The other reality that Trump and Pompeo aren’t accepting is that the so-called “maximum pressure” is already over and isn’t coming back. Maximum pressure is not what brought North Korea to the table in any case, and resuming that pressure campaign isn’t going to have any success. The international support that the U.S. had been receiving on North Korea began to dissipate as soon as North Korea showed a willingness to engage. The U.S. is picking so many fights with China and others on other fronts that they have no reason to go along with what Washington wants.

Even though he apparently knows that disarmament isn’t happening, Pompeo is going to have to go through the motions of chasing after an unreachable goal for the rest of the year to keep the president happy:

Still, Mr. Pompeo must keep trying to persuade Mr. Kim to reverse course for at least another few months, and probably until after November’s midterm elections, largely because Mr. Trump will not stand for an earlier declaration of failure, according to those who have spoken with him about North Korea.

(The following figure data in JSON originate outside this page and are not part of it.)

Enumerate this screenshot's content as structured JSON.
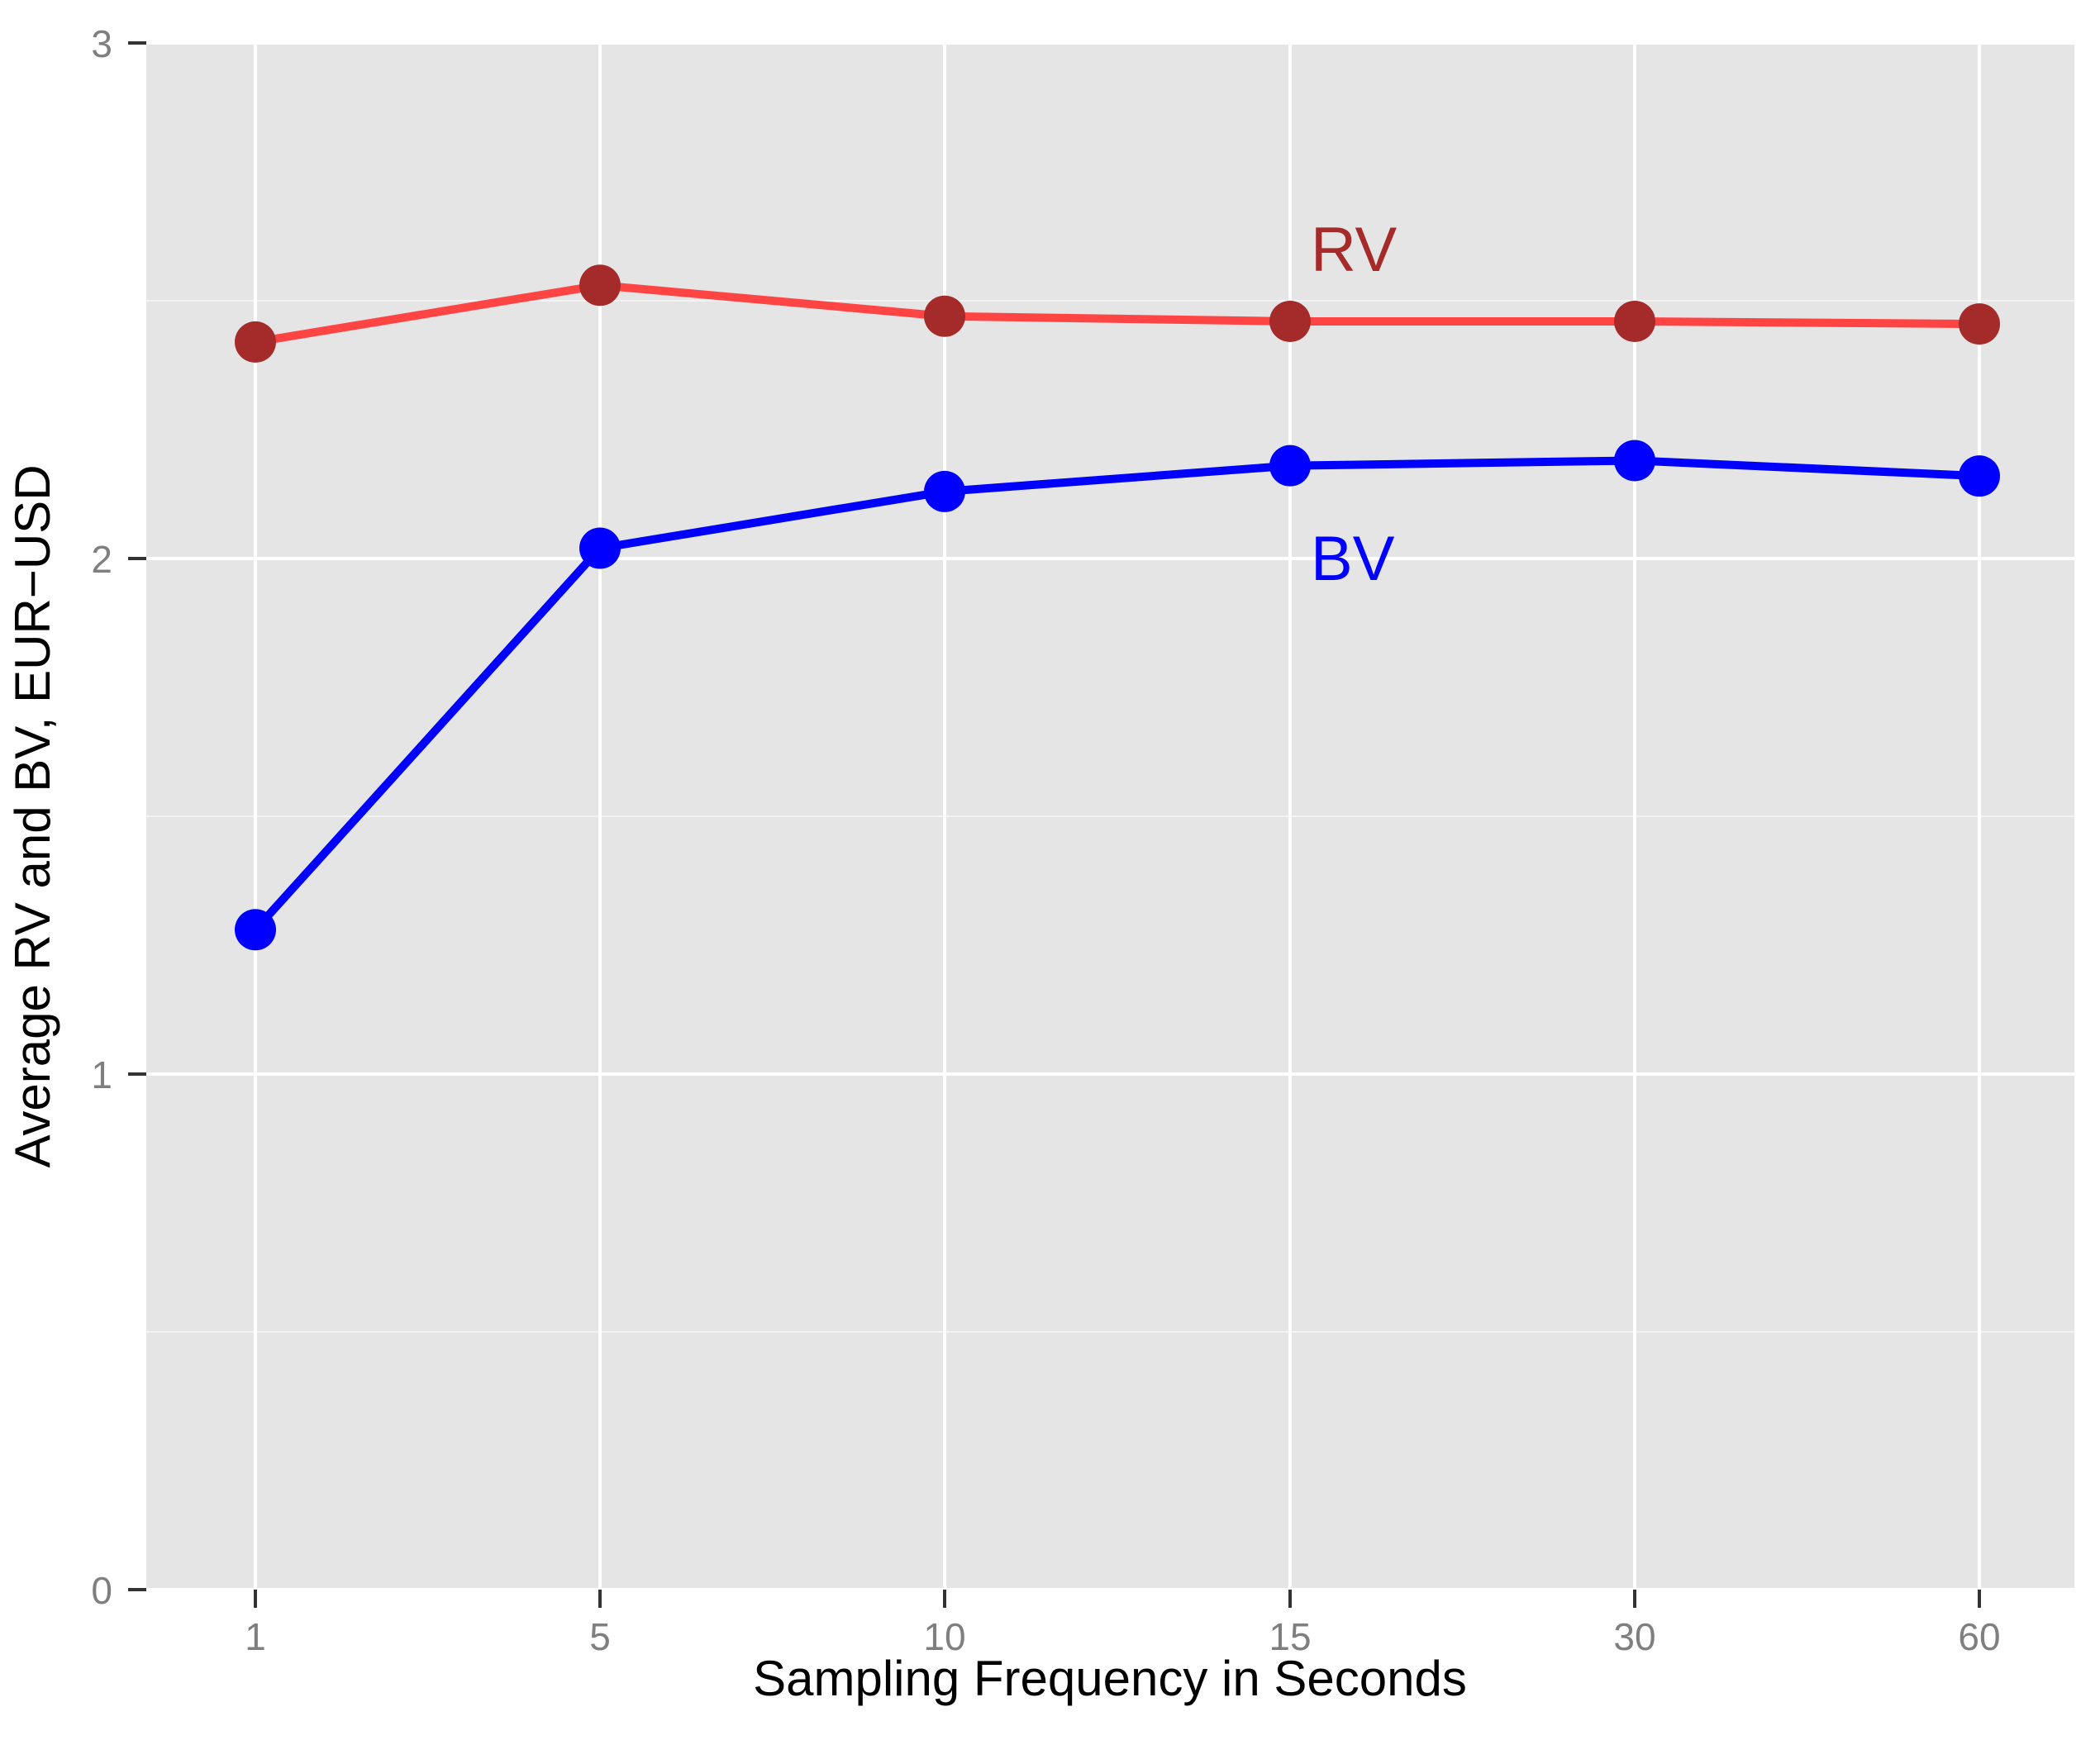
{
  "chart_data": {
    "type": "line",
    "categories": [
      "1",
      "5",
      "10",
      "15",
      "30",
      "60"
    ],
    "series": [
      {
        "name": "RV",
        "values": [
          2.42,
          2.53,
          2.47,
          2.46,
          2.46,
          2.455
        ],
        "line_color": "#ff4444",
        "point_color": "#a52a2a",
        "label_color": "#a52a2a"
      },
      {
        "name": "BV",
        "values": [
          1.28,
          2.02,
          2.13,
          2.18,
          2.19,
          2.16
        ],
        "line_color": "#0000ff",
        "point_color": "#0000ff",
        "label_color": "#0000ff"
      }
    ],
    "xlabel": "Sampling Frequency in Seconds",
    "ylabel": "Average RV and BV, EUR−USD",
    "ylim": [
      0,
      3
    ],
    "yticks": [
      "0",
      "1",
      "2",
      "3"
    ],
    "grid": true,
    "panel_color": "#e5e5e5",
    "grid_color": "#ffffff"
  }
}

There is an opportunity to negotiate for limited concessions from North Korea, but it won’t last forever and it seems likely to be squandered in pursuit of an impossible goal. By repeatedly insisting that the U.S. won’t settle for anything less than their maximalist demands, the administration has ensured that the U.S. will come away from the process with nothing. The administration’s all-or-nothing approach to diplomacy with both North Korea and Iran shows just how little interest they have in genuine diplomacy and the compromise that it requires.